The year 2019 has so far seen a marked increase in climate change activism. “Student strikes” have started in the United Kingdom and in other developed countries, and Central London has been brought to a halt for several days by activists from the group Extinction Rebellion. The group has caused widespread disruption, calling for the British government to “tell the truth” about climate change, reduce emissions to zero, and create a citizens assembly to oversee progress.
The protests do not acknowledge that even a complete achievement of these goals will have a negligible effect on global emissions, and that excellent progress has already made with regards to emissions reduction in the UK.
In addition to not acknowledging the good progress so far made, the climate protests themselves are somewhat misdirected. It is a simple fact that when it comes to emissions, the UK is a small player. On the global stage, the UK’s emissions are small enough as to be rendered insignificant.
Quite simply, the climate activists are protesting in the wrong country, and against the wrong government.

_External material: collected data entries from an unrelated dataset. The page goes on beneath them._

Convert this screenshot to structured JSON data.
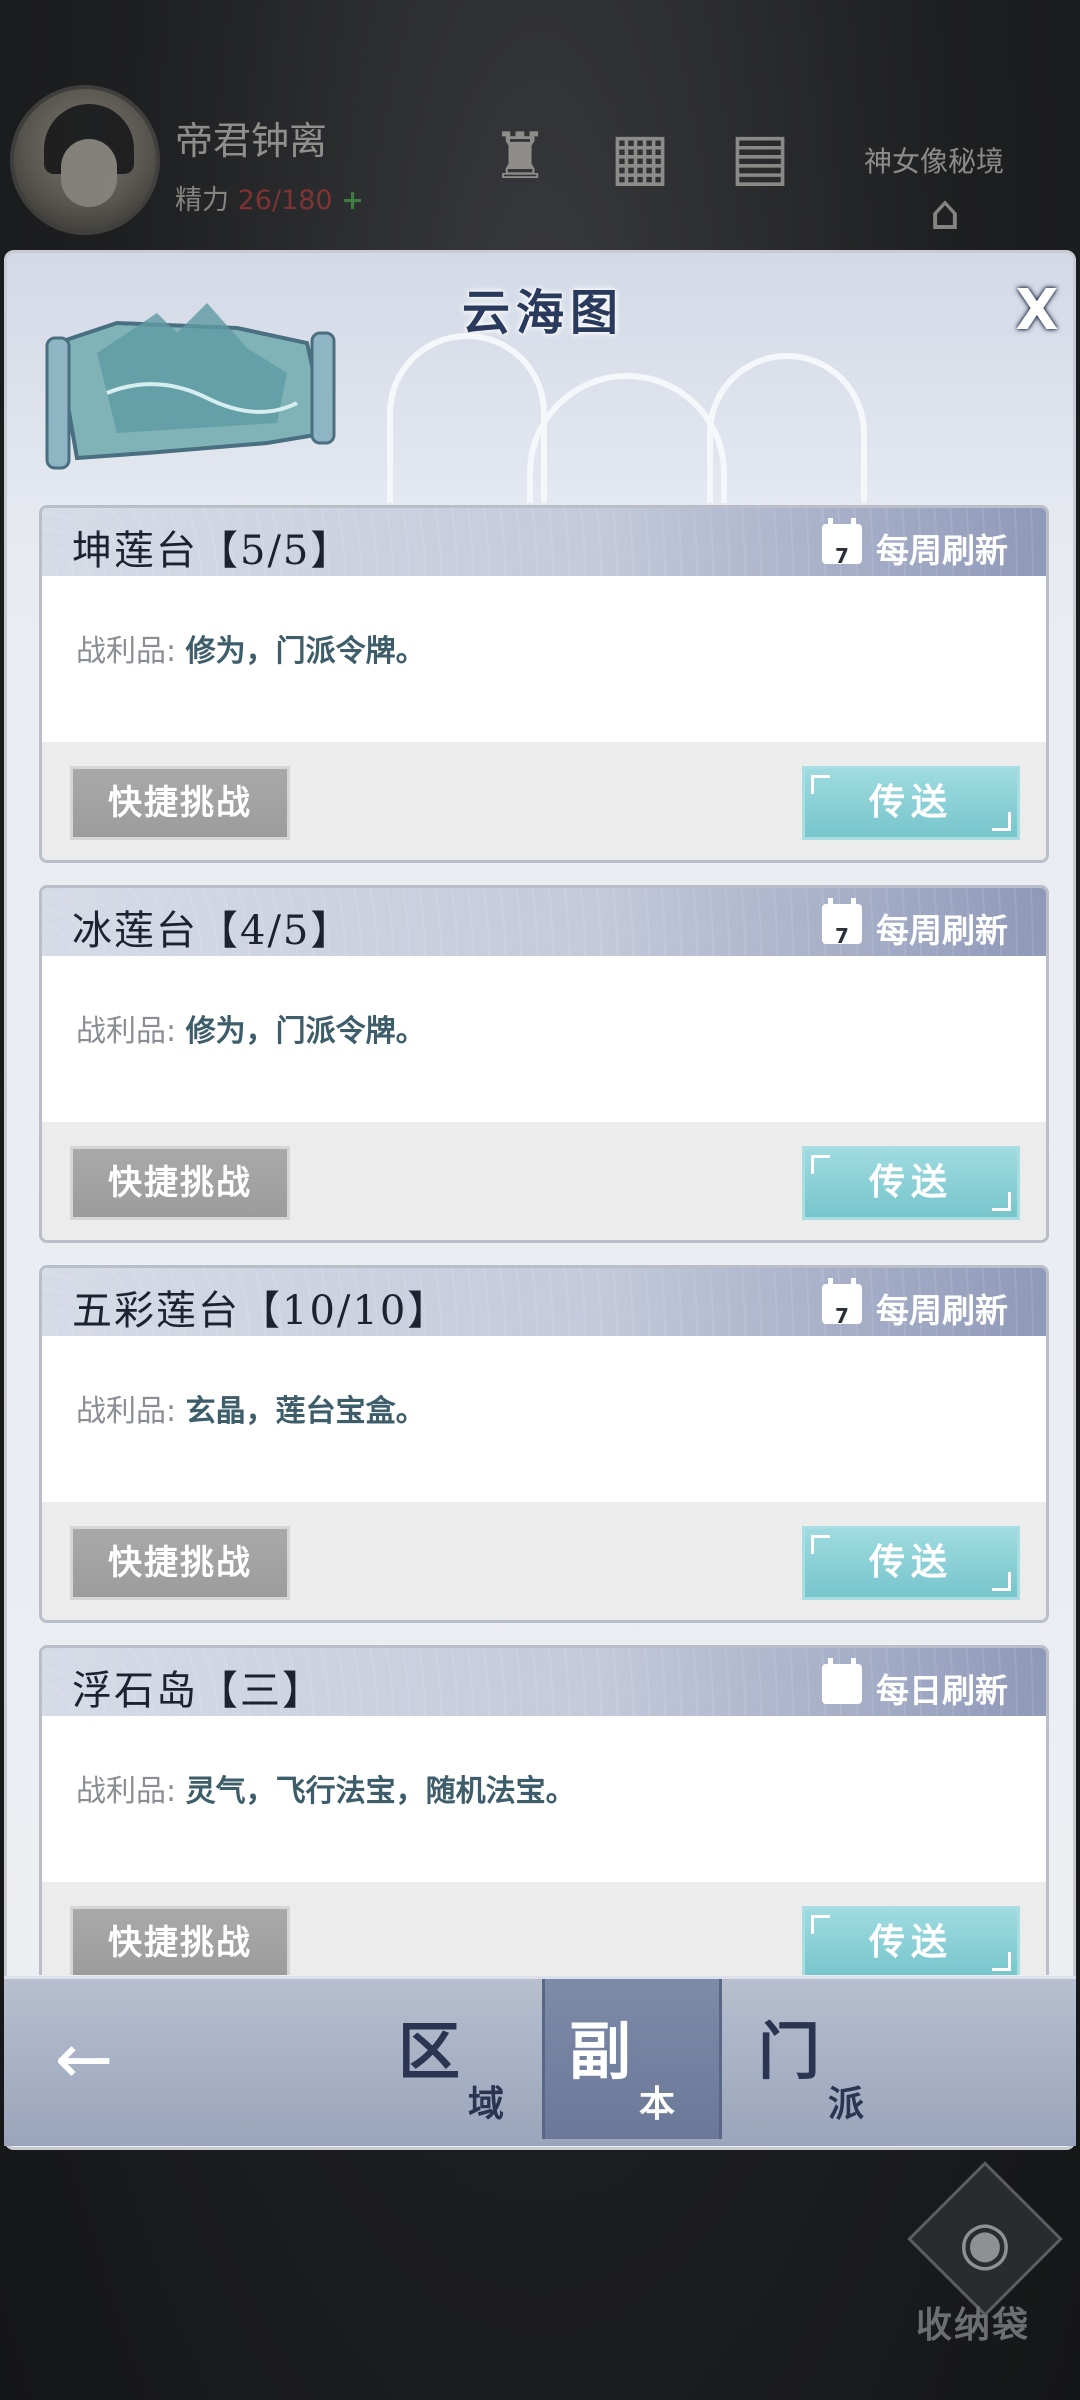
{
  "hud": {
    "player_name": "帝君钟离",
    "energy_label": "精力",
    "energy_value": "26/180",
    "energy_plus": "+",
    "realm_label": "神女像秘境"
  },
  "panel": {
    "title": "云海图",
    "close_label": "X"
  },
  "dungeons": [
    {
      "title": "坤莲台【5/5】",
      "calendar_day": "7",
      "refresh": "每周刷新",
      "loot_label": "战利品:",
      "loot": "修为，门派令牌。",
      "quick_label": "快捷挑战",
      "teleport_label": "传送"
    },
    {
      "title": "冰莲台【4/5】",
      "calendar_day": "7",
      "refresh": "每周刷新",
      "loot_label": "战利品:",
      "loot": "修为，门派令牌。",
      "quick_label": "快捷挑战",
      "teleport_label": "传送"
    },
    {
      "title": "五彩莲台【10/10】",
      "calendar_day": "7",
      "refresh": "每周刷新",
      "loot_label": "战利品:",
      "loot": "玄晶，莲台宝盒。",
      "quick_label": "快捷挑战",
      "teleport_label": "传送"
    },
    {
      "title": "浮石岛【三】",
      "calendar_day": "",
      "refresh": "每日刷新",
      "loot_label": "战利品:",
      "loot": "灵气，飞行法宝，随机法宝。",
      "quick_label": "快捷挑战",
      "teleport_label": "传送"
    }
  ],
  "nav": {
    "back_icon": "←",
    "tabs": [
      {
        "big": "区",
        "small": "域"
      },
      {
        "big": "副",
        "small": "本"
      },
      {
        "big": "门",
        "small": "派"
      }
    ]
  },
  "bag": {
    "label": "收纳袋"
  },
  "colors": {
    "accent_teleport": "#77c5cc",
    "quick_button": "#9c9c9c",
    "title_text": "#2a3a5c",
    "energy_value": "#c63b3b"
  }
}
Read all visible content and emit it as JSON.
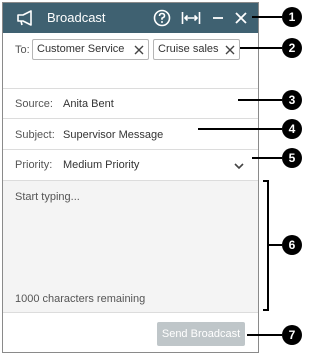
{
  "header": {
    "title": "Broadcast",
    "icons": [
      "megaphone-icon",
      "help-icon",
      "expand-width-icon",
      "minimize-icon",
      "close-icon"
    ],
    "background": "#3f6171"
  },
  "to": {
    "label": "To:",
    "recipients": [
      "Customer Service",
      "Cruise sales"
    ]
  },
  "source": {
    "label": "Source:",
    "value": "Anita Bent"
  },
  "subject": {
    "label": "Subject:",
    "value": "Supervisor Message"
  },
  "priority": {
    "label": "Priority:",
    "value": "Medium Priority"
  },
  "message": {
    "placeholder": "Start typing...",
    "remaining": "1000 characters remaining"
  },
  "send_button": {
    "label": "Send Broadcast",
    "color": "#bfc6c9"
  },
  "callouts": [
    "1",
    "2",
    "3",
    "4",
    "5",
    "6",
    "7"
  ]
}
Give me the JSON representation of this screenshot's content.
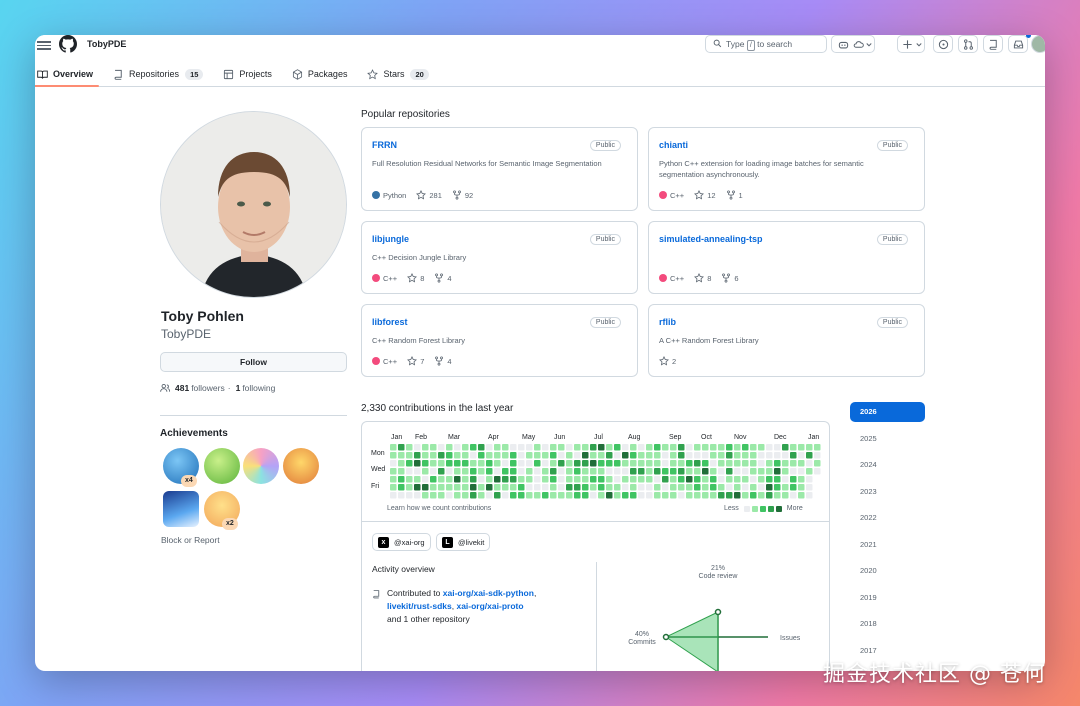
{
  "header": {
    "username": "TobyPDE",
    "search_prefix": "Type",
    "search_key": "/",
    "search_suffix": "to search"
  },
  "tabs": [
    {
      "label": "Overview",
      "count": ""
    },
    {
      "label": "Repositories",
      "count": "15"
    },
    {
      "label": "Projects",
      "count": ""
    },
    {
      "label": "Packages",
      "count": ""
    },
    {
      "label": "Stars",
      "count": "20"
    }
  ],
  "profile": {
    "name": "Toby Pohlen",
    "login": "TobyPDE",
    "follow_label": "Follow",
    "followers_count": "481",
    "followers_label": "followers",
    "dot": "·",
    "following_count": "1",
    "following_label": "following",
    "achievements_title": "Achievements",
    "badges": [
      {
        "name": "pull-shark-badge",
        "multiplier": "x4"
      },
      {
        "name": "pair-extraordinaire-badge",
        "multiplier": ""
      },
      {
        "name": "yolo-badge",
        "multiplier": ""
      },
      {
        "name": "starstruck-badge",
        "multiplier": ""
      },
      {
        "name": "arctic-code-vault-badge",
        "multiplier": ""
      },
      {
        "name": "quickdraw-badge",
        "multiplier": "x2"
      }
    ],
    "block_label": "Block or Report"
  },
  "popular": {
    "title": "Popular repositories",
    "repos": [
      {
        "name": "FRRN",
        "visibility": "Public",
        "description": "Full Resolution Residual Networks for Semantic Image Segmentation",
        "language": "Python",
        "lang_color": "#3572A5",
        "stars": "281",
        "forks": "92"
      },
      {
        "name": "chianti",
        "visibility": "Public",
        "description": "Python C++ extension for loading image batches for semantic segmentation asynchronously.",
        "language": "C++",
        "lang_color": "#f34b7d",
        "stars": "12",
        "forks": "1"
      },
      {
        "name": "libjungle",
        "visibility": "Public",
        "description": "C++ Decision Jungle Library",
        "language": "C++",
        "lang_color": "#f34b7d",
        "stars": "8",
        "forks": "4"
      },
      {
        "name": "simulated-annealing-tsp",
        "visibility": "Public",
        "description": "",
        "language": "C++",
        "lang_color": "#f34b7d",
        "stars": "8",
        "forks": "6"
      },
      {
        "name": "libforest",
        "visibility": "Public",
        "description": "C++ Random Forest Library",
        "language": "C++",
        "lang_color": "#f34b7d",
        "stars": "7",
        "forks": "4"
      },
      {
        "name": "rflib",
        "visibility": "Public",
        "description": "A C++ Random Forest Library",
        "language": "",
        "lang_color": "",
        "stars": "2",
        "forks": ""
      }
    ]
  },
  "contributions": {
    "title": "2,330 contributions in the last year",
    "months": [
      "Jan",
      "Feb",
      "Mar",
      "Apr",
      "May",
      "Jun",
      "Jul",
      "Aug",
      "Sep",
      "Oct",
      "Nov",
      "Dec",
      "Jan"
    ],
    "days": [
      "Mon",
      "Wed",
      "Fri"
    ],
    "learn": "Learn how we count contributions",
    "less": "Less",
    "more": "More",
    "colors": [
      "#ebedf0",
      "#9be9a8",
      "#40c463",
      "#30a14e",
      "#216e39"
    ],
    "orgs": [
      "@xai-org",
      "@livekit"
    ]
  },
  "activity": {
    "title": "Activity overview",
    "contributed_prefix": "Contributed to",
    "repos": [
      "xai-org/xai-sdk-python",
      "livekit/rust-sdks",
      "xai-org/xai-proto"
    ],
    "other": "and 1 other repository",
    "code_review_pct": "21%",
    "code_review_label": "Code review",
    "commits_pct": "40%",
    "commits_label": "Commits",
    "issues_label": "Issues"
  },
  "years": [
    "2026",
    "2025",
    "2024",
    "2023",
    "2022",
    "2021",
    "2020",
    "2019",
    "2018",
    "2017"
  ],
  "selected_year": "2026",
  "watermark": "掘金技术社区 @ 苍何"
}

According to data from the International Energy Agency (IEA), the world emitted 32,316.2 Mt of CO2 in 2016, with the UK making up 371.1 Mt of the total (just over 1%). The UK has reduced its emissions consistently for decades, however these decreases are eliminated by emissions growth in other countries. From 1990 – 2016, global CO2 emissions rose on average by 453 Mt per year – an annual rise of the UK’s total emissions plus an additional 25%.
The chart above demonstrates the utter futility of the UK’s efforts. The UK leading by example in emissions reduction does not seem to be influencing other major emitters to follow suit.
From 1990 – 2017, UK greenhouse gas emissions fell by 43%, and CO2 emissions by 38%. The biggest contribution to the fall in emissions has been from energy supply (including power generation), where coal energy sources have been largely phased out. The UK only has 7 operational coal power stations left, with the last one being commissioned in 1987. The UK aims to close all coal power stations by 2025, and has embarked on an ambitious renewables strategy, in which offshore wind energy will provide a third of total energy requirements.
India and China in particular continue to build coal-fired power stations at a high rate. In 1990, electricity generated from coal in the UK totalled 206,438 GWh. In 2016, that had fallen to 31,481 GWh, a fall of over 84%. Over the same time period, the amount of electricity generated from coal sources in China had risen by over 808% (from 469,762 GWh to 4,266,555 GWh) and in India by over 476% (191,633 GWh to 1,104,828 GWh).
Renewables and nuclear energy uptake has also been slow but generally positive from all the top emitters except from in Japan (Japan shut down much of its nuclear production capacity after the Fukushima Daiichi nuclear disaster), and India. Since 2010, the UK has increased renewables usage dramatically, and has become the global leader in offshore wind power. In 2018, the UK had 8,422 MW of offshore wind capacity, just under a third of the global total.
Although the UK has taken action over the last few decades, it is true that the British government could do more to curb emissions. However it is also clear that the UK will not solve any climate issues on its own. On a global scale, UK action without coordinated emissions reduction from the largest emitters is largely futile.
Note: In this article, total emissions have been used rather than emissions per capita, or emissions per unit of GDP. This is because it is the absolute volume of CO2 which is relevant to man-made climate change. Therefore small countries with a high emissions per capita (such as Australia and Canada) still have a negligible effect on global processes, and can themselves do little to affect global emissions.